During the Ugandan Gold Scandal, in March 1966 Saidi was a member of a commission chaired by Sir Clement Nageon de L'Estang, vice president of the East African Court of Appeal, that looked into allegations by Daudi Ochieng that the Ugandan prime minister Milton Obote and others including Colonel Idi Amin had received gold, ivory, monies or other property from the Congo, and were conspiring to overthrow the government.
Obote only allowed the commission to release enough information to clear the accused of any wrongdoing.

In a 1968 case, Justice Saidi held,

it is quite clear that this traditional custom has outlived its usefulness. The age of discrimination based on sex is long gone, and the world is now in the stage of full equality of all human beings irrespective of their sex, creed, race, or colour.

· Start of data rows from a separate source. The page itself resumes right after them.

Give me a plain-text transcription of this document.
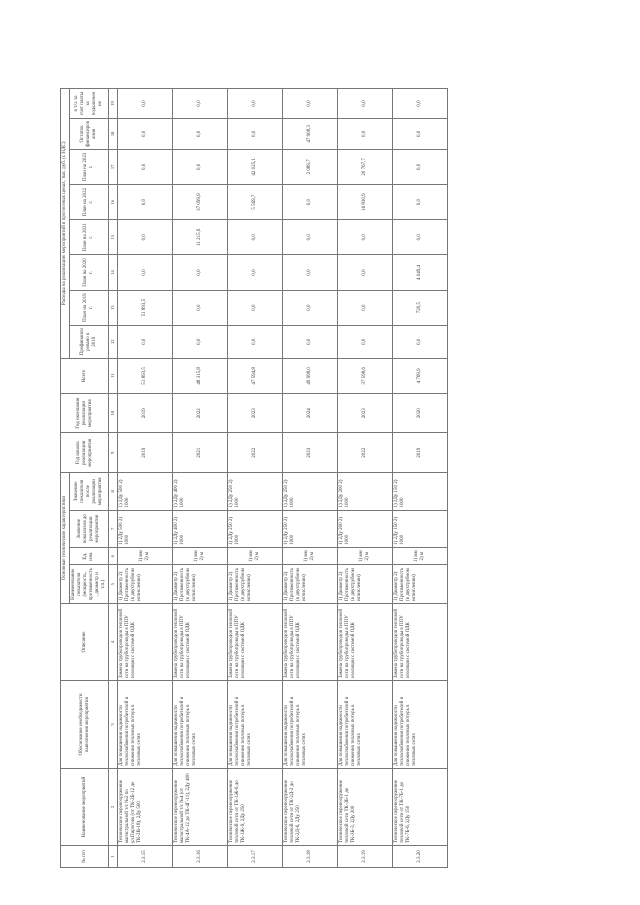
№ п/п	Наименование мероприятий	Обоснование необходимости выполнения мероприятия	Описание	Основные технические характеристики				Год начала реализации мероприятия	Год окончания реализации мероприятия	Всего	Расходы на реализацию мероприятий в прогнозных ценах, тыс. руб. (с НДС)							
				Наименование показателя (мощность, протяженность, диаметр и т.п.)	Ед. изм.	Значение показателя до реализации мероприятия	Значение показателя после реализации мероприятия				Профинансировано к 2019	План на 2019 г.	План на 2020 г.	План на 2021 г.	План на 2022 г.	План на 2023 г.	Остаток финансирования	в т.ч. за счет платы за подключение
1	2	3	4	5	6	7	8	9	10	11	12	13	14	15	16	17	18	19
2.3.15	Техническое перевооружение магистральной т/с №2 по ул.Пирогова (от ТК-2Б-12 до ТК-2В-18), 2Ду 500	Для повышения надежности теплоснабжения потребителей и снижения тепловых потерь в тепловых сетях	Замена трубопроводов тепловой сети на трубопроводы в ППУ изоляции с системой ОДК	1) Диаметр 2) Протяженность (в двухтрубном исчислении)	1) мм 2) м	1) 2Ду 500 2) 1000	1) 2Ду 500 2) 1000	2019	2019	51 893,5	0,0	51 893,5	0,0	0,0	0,0	0,0	0,0	0,0
2.3.16	Техническое перевооружение магистральной т/с №4 (от ТК-4А-12 до ТК-4Г-11), 2Ду 400	Для повышения надежности теплоснабжения потребителей и снижения тепловых потерь в тепловых сетях	Замена трубопроводов тепловой сети на трубопроводы в ППУ изоляции с системой ОДК	1) Диаметр 2) Протяженность (в двухтрубном исчислении)	1) мм 2) м	1) 2Ду 400 2) 1000	1) 2Ду 400 2) 1000	2021	2022	48 315,8	0,0	0,0	0,0	11 215,9	37 099,9	0,0	0,0	0,0
2.3.17	Техническое перевооружение тепловой сети от ТК-1Ж-6 до ТК-1Ж-9, 2Ду 250	Для повышения надежности теплоснабжения потребителей и снижения тепловых потерь в тепловых сетях	Замена трубопроводов тепловой сети на трубопроводы в ППУ изоляции с системой ОДК	1) Диаметр 2) Протяженность (в двухтрубном исчислении)	1) мм 2) м	1) 2Ду 250 2) 1000	1) 2Ду 250 2) 1000	2022	2023	47 594,8	0,0	0,0	0,0	0,0	5 569,7	42 025,1	0,0	0,0
2.3.18	Техническое перевооружение тепловой сети от ТК-2Д-2 до ТК-2Д-6, 2Ду 250	Для повышения надежности теплоснабжения потребителей и снижения тепловых потерь в тепловых сетях	Замена трубопроводов тепловой сети на трубопроводы в ППУ изоляции с системой ОДК	1) Диаметр 2) Протяженность (в двухтрубном исчислении)	1) мм 2) м	1) 2Ду 250 2) 1000	1) 2Ду 250 2) 1000	2023	2024	49 998,0	0,0	0,0	0,0	0,0	0,0	2 089,7	47 908,3	0,0
2.3.19	Техническое перевооружение тепловой сети ТК-3Б-1 до ТК-3Б-3, 2Ду 200	Для повышения надежности теплоснабжения потребителей и снижения тепловых потерь в тепловых сетях	Замена трубопроводов тепловой сети на трубопроводы в ППУ изоляции с системой ОДК	1) Диаметр 2) Протяженность (в двухтрубном исчислении)	1) мм 2) м	1) 2Ду 200 2) 1000	1) 2Ду 200 2) 1000	2022	2023	37 598,6	0,0	0,0	0,0	0,0	16 830,9	20 767,7	0,0	0,0
2.3.20	Техническое перевооружение тепловой сети от ТК-7Б-1 до ТК-7Б-6, 2Ду 150	Для повышения надежности теплоснабжения потребителей и снижения тепловых потерь в тепловых сетях	Замена трубопроводов тепловой сети на трубопроводы в ППУ изоляции с системой ОДК	1) Диаметр 2) Протяженность (в двухтрубном исчислении)	1) мм 2) м	1) 2Ду 150 2) 1000	1) 2Ду 150 2) 1000	2019	2020	4 769,9	0,0	720,5	4 049,4	0,0	0,0	0,0	0,0	0,0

On grounds of natural justice and equity, daughters like sons in every part of Tanzania should be allowed to inherit the property of their deceased fathers, whatever its kind or origin, on the basis of equality.

==Chief Justice==

In 1971 Chief Justice Philip Telford Georges returned to the Trinidad court after serving as Chief Justice of the Judiciary of Tanzania since 1965.
He had stood up for the power of the Judiciary against Julius Nyerere, so there were regrets when he left.
Saidi was appointed Chief Justice of the High Court of Tanzania in 1971.
He was close to the national leaders, and was appointed at a time when the executive was steadily usurping judicial authority.
Nyerere wanted to appoint a Tanzanian as Chief Justice, and Saidi was the natural choice.
Some members of the bench, however, were concerned that Saidi would not be strong enough to resist demands from the executive.

The authority and morale of the High Court suffered under Saidi.
He was a supporter of the Tanganyika African National Union (TANU) and did not deal effectively with the strains caused by implementation of the government's socialist policies.
On 1 November 1975 Saidi swore in Mwalimu Nyere at the State House in Dar es Salaam for another five years in office.
He had been elected by 93.2% of voters.
Saidi served as Chief Justice until 1977, when he was replaced by Francis Lucas Nyalali.

==Later career==

In 1983 Saidi was appointed to the Law Reform Commission of Tanzania, chaired by Hamisi Amiri Msumi, which issued its first report on delays in the disposal of civil suits in February 1986.

Augustine Saidi died on 19 April 1995.
He was survived by Elizabeth Said.
On 5 March 2010 a new building worth 1.3bn/- was inaugurated in Dar es Salaam in honor of Saidi for use by the Supreme Court as an administrative block.
Chief Justice Augustino Ramadhani had released funds to be used to refurbish his residence for use in construction of the new building.